Section 21 also provides for certain conditions to be included within compulsory license which includes (i) use of the invention for manufacture or import within Bangladesh (ii) termination of the license by the patentee (iii) uninterrupted use of the invention by the patentee, subject to provisions of Section 24. Further guidance is provided on compulsory license for pharmaceutical products or processes, which stipulate that compulsory license shall be primarily used to meet local needs unless license is granted for the purpose of export to countries which do not have sufficient manufacturing capacity.

The Act also lays down provisions on parallel importation (the principle of international exhaustion, i.e. an authorised sale of a patented product by the patentee or his authorised licensee anywhere in the world, exhausts the right to control further disposition). It lays down the term for utility models (10 years). Section 36 reaffirms the applicability of the WTO General Council's decision taken on 30 August 2003 on export of pharmaceutical products under compulsory license until the TRIPS council's amendment decision comes into effect in Bangladesh.

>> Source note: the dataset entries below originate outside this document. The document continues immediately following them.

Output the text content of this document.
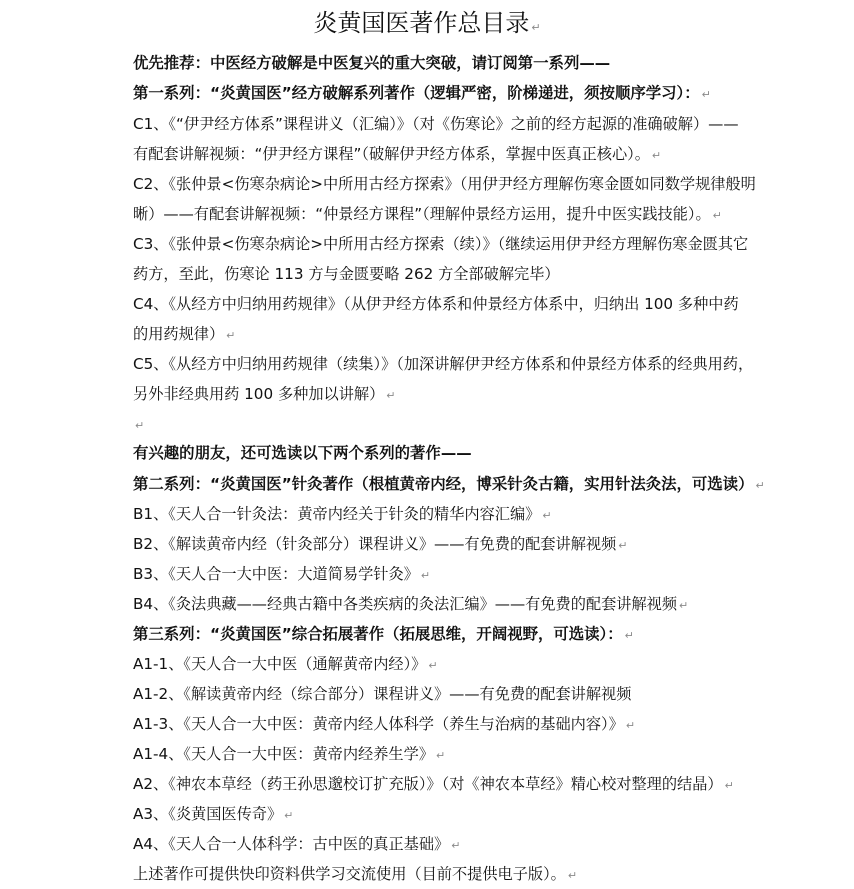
炎黄国医著作总目录 ↵
优先推荐：中医经方破解是中医复兴的重大突破，请订阅第一系列——
第一系列：“炎黄国医”经方破解系列著作（逻辑严密，阶梯递进，须按顺序学习）： ↵
C1、《“伊尹经方体系”课程讲义（汇编）》（对《伤寒论》之前的经方起源的准确破解）——
有配套讲解视频：“伊尹经方课程”（破解伊尹经方体系，掌握中医真正核心）。 ↵
C2、《张仲景<伤寒杂病论>中所用古经方探索》（用伊尹经方理解伤寒金匮如同数学规律般明
晰）——有配套讲解视频：“仲景经方课程”（理解仲景经方运用，提升中医实践技能）。 ↵
C3、《张仲景<伤寒杂病论>中所用古经方探索（续）》（继续运用伊尹经方理解伤寒金匮其它
药方，至此，伤寒论 113 方与金匮要略 262 方全部破解完毕）
C4、《从经方中归纳用药规律》（从伊尹经方体系和仲景经方体系中，归纳出 100 多种中药
的用药规律） ↵
C5、《从经方中归纳用药规律（续集）》（加深讲解伊尹经方体系和仲景经方体系的经典用药，
另外非经典用药 100 多种加以讲解） ↵
↵
有兴趣的朋友，还可选读以下两个系列的著作——
第二系列：“炎黄国医”针灸著作（根植黄帝内经，博采针灸古籍，实用针法灸法，可选读） ↵
B1、《天人合一针灸法：黄帝内经关于针灸的精华内容汇编》 ↵
B2、《解读黄帝内经（针灸部分）课程讲义》——有免费的配套讲解视频 ↵
B3、《天人合一大中医：大道简易学针灸》 ↵
B4、《灸法典藏——经典古籍中各类疾病的灸法汇编》——有免费的配套讲解视频 ↵
第三系列：“炎黄国医”综合拓展著作（拓展思维，开阔视野，可选读）： ↵
A1-1、《天人合一大中医（通解黄帝内经）》 ↵
A1-2、《解读黄帝内经（综合部分）课程讲义》——有免费的配套讲解视频
A1-3、《天人合一大中医：黄帝内经人体科学（养生与治病的基础内容）》 ↵
A1-4、《天人合一大中医：黄帝内经养生学》 ↵
A2、《神农本草经（药王孙思邈校订扩充版）》（对《神农本草经》精心校对整理的结晶） ↵
A3、《炎黄国医传奇》 ↵
A4、《天人合一人体科学：古中医的真正基础》 ↵
上述著作可提供快印资料供学习交流使用（目前不提供电子版）。 ↵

Overall, the new Patent Act adopts the internationally applicable standards, lays down a clear set of criteria for compulsory licensing, and provides guidance on balancing between meeting local needs and exporting to countries without sufficient manufacturing abilities, particularly with regard to pharmaceutical products and processes. Its reliance on international standards of patentability has the potential to lend more certainty and reliability to the patent law framework in general and may remove hindrances from attracting foreign investment.